There’s a big, honking reason why Congress is very resistant to making the SEC a more powerful agency, and — no surprise!— it’s that Big Finance spends an incredible amount of money lobbying them to keep regulations to a minimum. In 2020, Wall Street spent almost $3 billion on campaigns and lobbying efforts. It’s often called the Acela Economy, because it runs between Wall Street and D.C. Basically lawyers move in and out of working at the SEC and representing financial firms, both defending them and lobbying them. 

Disclosure of the amount of money that is spent influencing members of Congress is possible to find buried in records, but you basically need the digging skills of a journalist to do it. This means your average investor likely has no idea how much money a given company has contributed to PACs or spent lobbying this committee chairman or that one. So this, too, is much needed transparency. And would be relatively easy to make into law, since this information could be easily published in a firm’s annual report — if only members of Congress would vote for it…

No more trading stonky bois for those in charge!

A final, *crucial* wrinkle here that needs to be ironed out is that members of Congress, people who work at the Fed, and even the SEC commissioner are freely allowed to trade stocks while in office. Rob Jackson learned that one firsthand when he took the job and was flabbergasted to hear that he was fully allowed to trade stocks WHILE HE WAS IN CHARGE OF POLICING THEM as long as he disclosed it later. 

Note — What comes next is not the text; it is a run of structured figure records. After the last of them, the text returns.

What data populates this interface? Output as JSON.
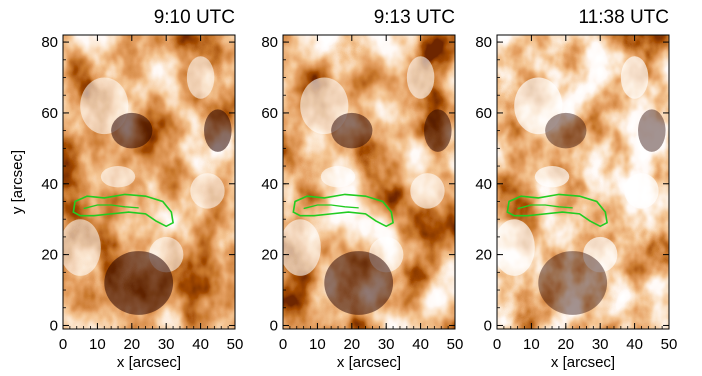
{
  "figure": {
    "ylabel": "y [arcsec]",
    "xlabel": "x [arcsec]",
    "colormap": [
      "#2a0400",
      "#5e1200",
      "#9a3208",
      "#c85a1e",
      "#e8904a",
      "#f8c89a",
      "#ffffff"
    ],
    "contour_color": "#22cc22"
  },
  "chart_data": [
    {
      "type": "heatmap",
      "title": "9:10 UTC",
      "xlabel": "x [arcsec]",
      "ylabel": "y [arcsec]",
      "xlim": [
        0,
        50
      ],
      "ylim": [
        -1,
        82
      ],
      "xticks": [
        0,
        10,
        20,
        30,
        40,
        50
      ],
      "yticks": [
        0,
        20,
        40,
        60,
        80
      ],
      "brightness_offset": 0.0
    },
    {
      "type": "heatmap",
      "title": "9:13 UTC",
      "xlabel": "x [arcsec]",
      "ylabel": "",
      "xlim": [
        0,
        50
      ],
      "ylim": [
        -1,
        82
      ],
      "xticks": [
        0,
        10,
        20,
        30,
        40,
        50
      ],
      "yticks": [
        0,
        20,
        40,
        60,
        80
      ],
      "brightness_offset": 0.03
    },
    {
      "type": "heatmap",
      "title": "11:38 UTC",
      "xlabel": "x [arcsec]",
      "ylabel": "",
      "xlim": [
        0,
        50
      ],
      "ylim": [
        -1,
        82
      ],
      "xticks": [
        0,
        10,
        20,
        30,
        40,
        50
      ],
      "yticks": [
        0,
        20,
        40,
        60,
        80
      ],
      "brightness_offset": 0.12
    }
  ],
  "contour": {
    "outer": [
      [
        3,
        32
      ],
      [
        3.5,
        35
      ],
      [
        7,
        36.5
      ],
      [
        12,
        36
      ],
      [
        18,
        37
      ],
      [
        24,
        36.5
      ],
      [
        29,
        35
      ],
      [
        31.5,
        32
      ],
      [
        32,
        29
      ],
      [
        30,
        28
      ],
      [
        27,
        29.5
      ],
      [
        24,
        31.5
      ],
      [
        19,
        32
      ],
      [
        14,
        31.5
      ],
      [
        9,
        31
      ],
      [
        5,
        31
      ]
    ],
    "inner": [
      [
        6,
        33
      ],
      [
        10,
        34
      ],
      [
        14,
        34
      ],
      [
        18,
        33.5
      ],
      [
        22,
        33.2
      ]
    ]
  }
}
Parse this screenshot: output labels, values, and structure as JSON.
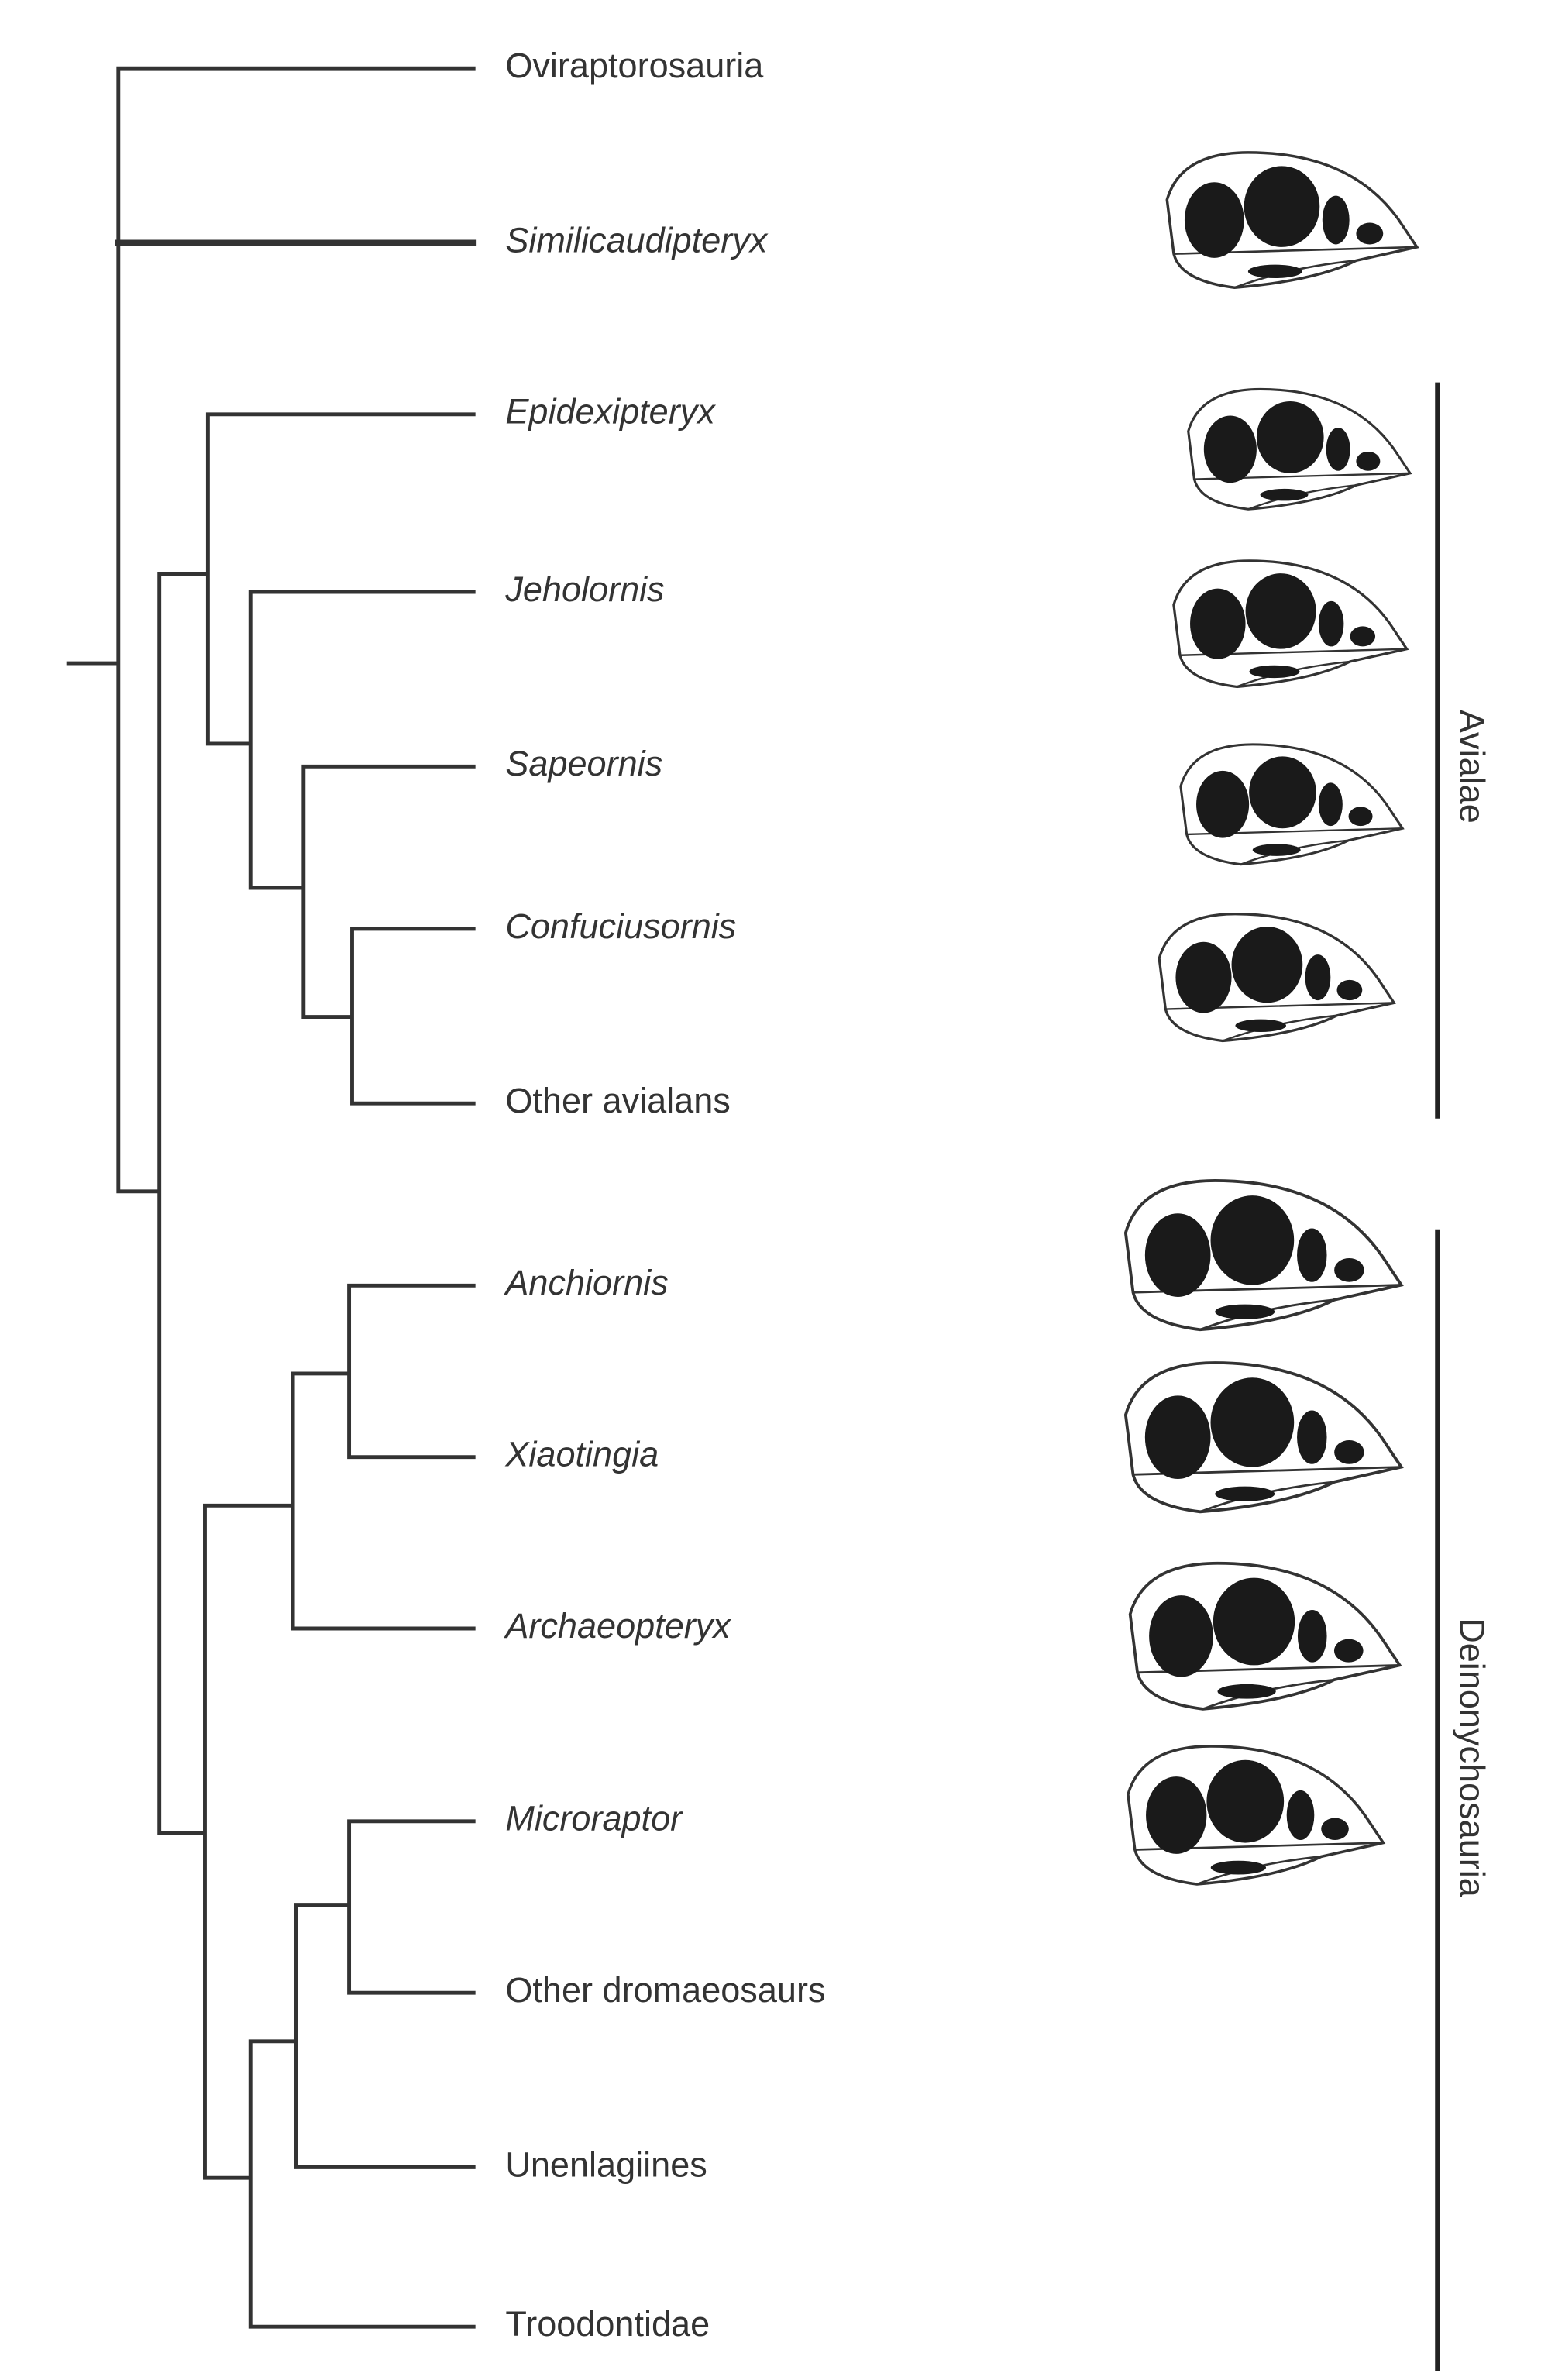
{
  "taxa": [
    {
      "label": "Oviraptorosauria",
      "italic": false
    },
    {
      "label": "Similicaudipteryx",
      "italic": true
    },
    {
      "label": "Epidexipteryx",
      "italic": true
    },
    {
      "label": "Jeholornis",
      "italic": true
    },
    {
      "label": "Sapeornis",
      "italic": true
    },
    {
      "label": "Confuciusornis",
      "italic": true
    },
    {
      "label": "Other avialans",
      "italic": false
    },
    {
      "label": "Anchiornis",
      "italic": true
    },
    {
      "label": "Xiaotingia",
      "italic": true
    },
    {
      "label": "Archaeopteryx",
      "italic": true
    },
    {
      "label": "Microraptor",
      "italic": true
    },
    {
      "label": "Other dromaeosaurs",
      "italic": false
    },
    {
      "label": "Unenlagiines",
      "italic": false
    },
    {
      "label": "Troodontidae",
      "italic": false
    }
  ],
  "clades": [
    {
      "label": "Avialae"
    },
    {
      "label": "Deinonychosauria"
    }
  ]
}
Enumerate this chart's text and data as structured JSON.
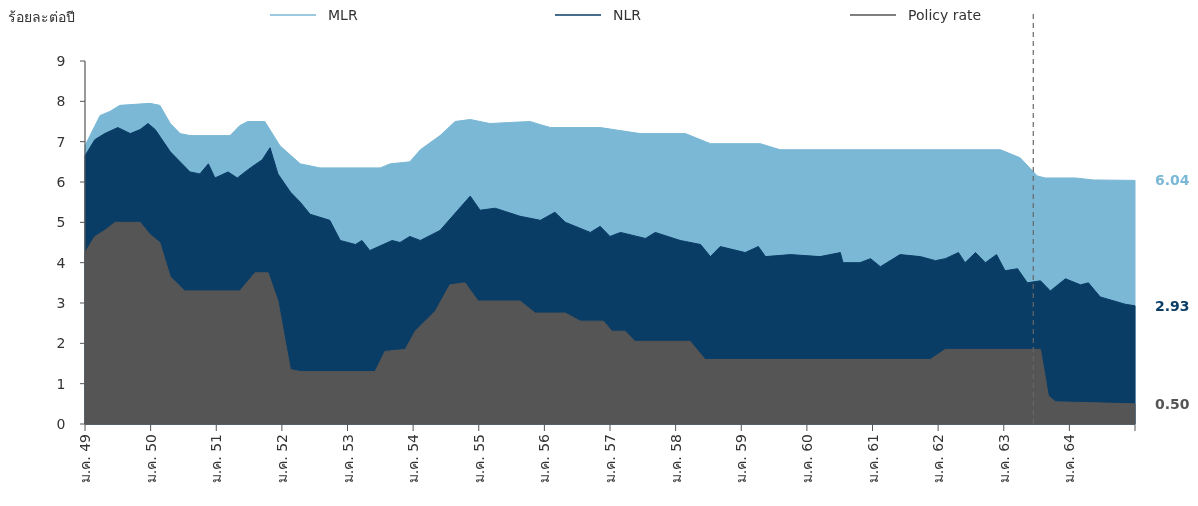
{
  "chart_data": {
    "type": "area",
    "ylabel": "ร้อยละต่อปี",
    "legend": "top",
    "grid": false,
    "xlim": [
      49,
      65
    ],
    "ylim": [
      0,
      9
    ],
    "xticks": [
      {
        "value": 49,
        "label": "ม.ค. 49"
      },
      {
        "value": 50,
        "label": "ม.ค. 50"
      },
      {
        "value": 51,
        "label": "ม.ค. 51"
      },
      {
        "value": 52,
        "label": "ม.ค. 52"
      },
      {
        "value": 53,
        "label": "ม.ค. 53"
      },
      {
        "value": 54,
        "label": "ม.ค. 54"
      },
      {
        "value": 55,
        "label": "ม.ค. 55"
      },
      {
        "value": 56,
        "label": "ม.ค. 56"
      },
      {
        "value": 57,
        "label": "ม.ค. 57"
      },
      {
        "value": 58,
        "label": "ม.ค. 58"
      },
      {
        "value": 59,
        "label": "ม.ค. 59"
      },
      {
        "value": 60,
        "label": "ม.ค. 60"
      },
      {
        "value": 61,
        "label": "ม.ค. 61"
      },
      {
        "value": 62,
        "label": "ม.ค. 62"
      },
      {
        "value": 63,
        "label": "ม.ค. 63"
      },
      {
        "value": 64,
        "label": "ม.ค. 64"
      },
      {
        "value": 65,
        "label": null
      }
    ],
    "yticks": [
      0,
      1,
      2,
      3,
      4,
      5,
      6,
      7,
      8,
      9
    ],
    "series": [
      {
        "name": "MLR",
        "color": "#7ab8d6",
        "x": [
          49,
          49.23,
          49.38,
          49.53,
          49.99,
          50.14,
          50.3,
          50.45,
          50.6,
          51.21,
          51.36,
          51.48,
          51.74,
          51.97,
          52.28,
          52.58,
          53.5,
          53.65,
          53.95,
          54.11,
          54.41,
          54.64,
          54.87,
          55.17,
          55.78,
          56.09,
          56.85,
          57.46,
          58.15,
          58.53,
          59.29,
          59.59,
          62.95,
          63.25,
          63.51,
          63.63,
          64.09,
          64.37,
          65
        ],
        "values": [
          6.9,
          7.65,
          7.75,
          7.9,
          7.95,
          7.9,
          7.45,
          7.2,
          7.15,
          7.15,
          7.4,
          7.5,
          7.5,
          6.9,
          6.45,
          6.35,
          6.35,
          6.45,
          6.5,
          6.8,
          7.15,
          7.5,
          7.55,
          7.45,
          7.5,
          7.35,
          7.35,
          7.2,
          7.2,
          6.95,
          6.95,
          6.8,
          6.8,
          6.6,
          6.15,
          6.1,
          6.1,
          6.05,
          6.04
        ]
      },
      {
        "name": "NLR",
        "color": "#0a3d66",
        "x": [
          49,
          49.15,
          49.3,
          49.5,
          49.69,
          49.84,
          49.96,
          50.07,
          50.3,
          50.6,
          50.75,
          50.88,
          50.98,
          51.18,
          51.32,
          51.52,
          51.7,
          51.82,
          51.94,
          52.13,
          52.28,
          52.43,
          52.73,
          52.89,
          53.12,
          53.22,
          53.34,
          53.68,
          53.8,
          53.95,
          54.11,
          54.41,
          54.87,
          55.02,
          55.25,
          55.63,
          55.94,
          56.16,
          56.32,
          56.7,
          56.85,
          57,
          57.16,
          57.54,
          57.69,
          58.07,
          58.38,
          58.53,
          58.68,
          59.06,
          59.26,
          59.37,
          59.75,
          60.2,
          60.51,
          60.55,
          60.81,
          60.97,
          61.12,
          61.42,
          61.73,
          61.96,
          62.11,
          62.31,
          62.41,
          62.57,
          62.72,
          62.89,
          63.02,
          63.21,
          63.36,
          63.56,
          63.71,
          63.94,
          64.17,
          64.29,
          64.47,
          64.85,
          65
        ],
        "values": [
          6.65,
          7.05,
          7.2,
          7.35,
          7.2,
          7.3,
          7.45,
          7.3,
          6.75,
          6.25,
          6.2,
          6.45,
          6.1,
          6.25,
          6.1,
          6.35,
          6.55,
          6.85,
          6.2,
          5.75,
          5.5,
          5.2,
          5.05,
          4.55,
          4.45,
          4.55,
          4.3,
          4.55,
          4.5,
          4.65,
          4.55,
          4.8,
          5.65,
          5.3,
          5.35,
          5.15,
          5.05,
          5.25,
          5,
          4.75,
          4.9,
          4.65,
          4.75,
          4.6,
          4.75,
          4.55,
          4.45,
          4.15,
          4.4,
          4.25,
          4.4,
          4.15,
          4.2,
          4.15,
          4.25,
          4,
          4,
          4.1,
          3.9,
          4.2,
          4.15,
          4.05,
          4.1,
          4.25,
          4,
          4.25,
          4,
          4.2,
          3.8,
          3.85,
          3.5,
          3.55,
          3.3,
          3.6,
          3.45,
          3.5,
          3.15,
          2.97,
          2.93
        ]
      },
      {
        "name": "Policy rate",
        "color": "#555555",
        "x": [
          49,
          49.15,
          49.3,
          49.46,
          49.84,
          49.99,
          50.14,
          50.3,
          50.52,
          51.36,
          51.59,
          51.79,
          51.94,
          52.13,
          52.28,
          53.42,
          53.57,
          53.88,
          54.03,
          54.34,
          54.56,
          54.79,
          54.99,
          55.63,
          55.86,
          56.32,
          56.55,
          56.9,
          57.03,
          57.23,
          57.38,
          58.22,
          58.45,
          61.88,
          62.11,
          63.56,
          63.68,
          63.79,
          65
        ],
        "values": [
          4.25,
          4.65,
          4.8,
          5,
          5,
          4.7,
          4.5,
          3.65,
          3.3,
          3.3,
          3.75,
          3.75,
          3.05,
          1.35,
          1.3,
          1.3,
          1.8,
          1.85,
          2.3,
          2.8,
          3.45,
          3.5,
          3.05,
          3.05,
          2.75,
          2.75,
          2.55,
          2.55,
          2.3,
          2.3,
          2.05,
          2.05,
          1.6,
          1.6,
          1.85,
          1.85,
          0.7,
          0.55,
          0.5
        ]
      }
    ],
    "ref_lines": [
      {
        "axis": "x",
        "value": 63.45,
        "color": "#666666",
        "line_style": "dashed"
      }
    ],
    "annotations": [
      "6.04",
      "2.93",
      "0.50"
    ]
  }
}
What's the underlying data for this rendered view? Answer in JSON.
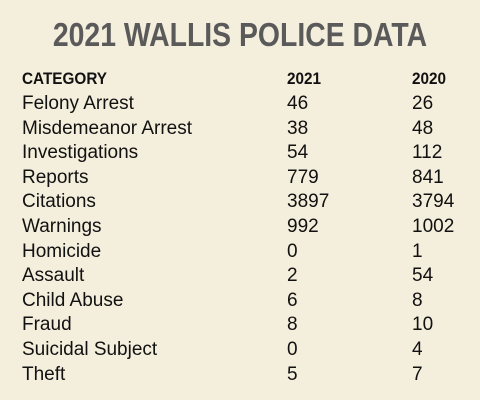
{
  "title": "2021 WALLIS POLICE DATA",
  "table": {
    "columns": [
      "CATEGORY",
      "2021",
      "2020"
    ],
    "rows": [
      [
        "Felony Arrest",
        46,
        26
      ],
      [
        "Misdemeanor Arrest",
        38,
        48
      ],
      [
        "Investigations",
        54,
        112
      ],
      [
        "Reports",
        779,
        841
      ],
      [
        "Citations",
        3897,
        3794
      ],
      [
        "Warnings",
        992,
        1002
      ],
      [
        "Homicide",
        0,
        1
      ],
      [
        "Assault",
        2,
        54
      ],
      [
        "Child Abuse",
        6,
        8
      ],
      [
        "Fraud",
        8,
        10
      ],
      [
        "Suicidal Subject",
        0,
        4
      ],
      [
        "Theft",
        5,
        7
      ]
    ]
  }
}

Members of Congress and their spouses are also frequent stock traders. They’re supposed to disclose these trades quickly, but they often do not comply with the rules. Sen. Dianne Feinstein (D-CA) took months to disclose her husband bought five figures worth of stock in a polling company. Sen. Rand Paul (R-KY) waited a whopping 16 months to disclose that his wife bought stock in a pharmaceutical company that made a treatment for COVID-19.

There is actually a law that Democrats in the House are currently drafting that would ban stock trading for members, and there are several similar bills in the Senate as well. While the specifics on what it would prohibit aren’t yet determined, there does seem to be a decent chance it will pass by the end of the year. Assuming it has some teeth, that would be a great start to making the regulatory system less corrupt.

We can all win if some of us stop cheating

As J Brown emphasized repeatedly during our panel, this isn’t a case of one side losing so the other can win. Rob Jackson explained on the podcast that the current mindset in D.C. and in the financial industry is that you can’t have investor protection AND grow capital. But that’s simply not true. We can have both! 

But that won’t happen as long as those who are making fucktons of money (yes, that’s an exact amount) by keeping the market unfair are in charge of the rules and policing themselves. What we need is for everyone in the market to work together to make the entire system better for everyone. Oh, and if anyone replies that Crypto will save us, we will call the police.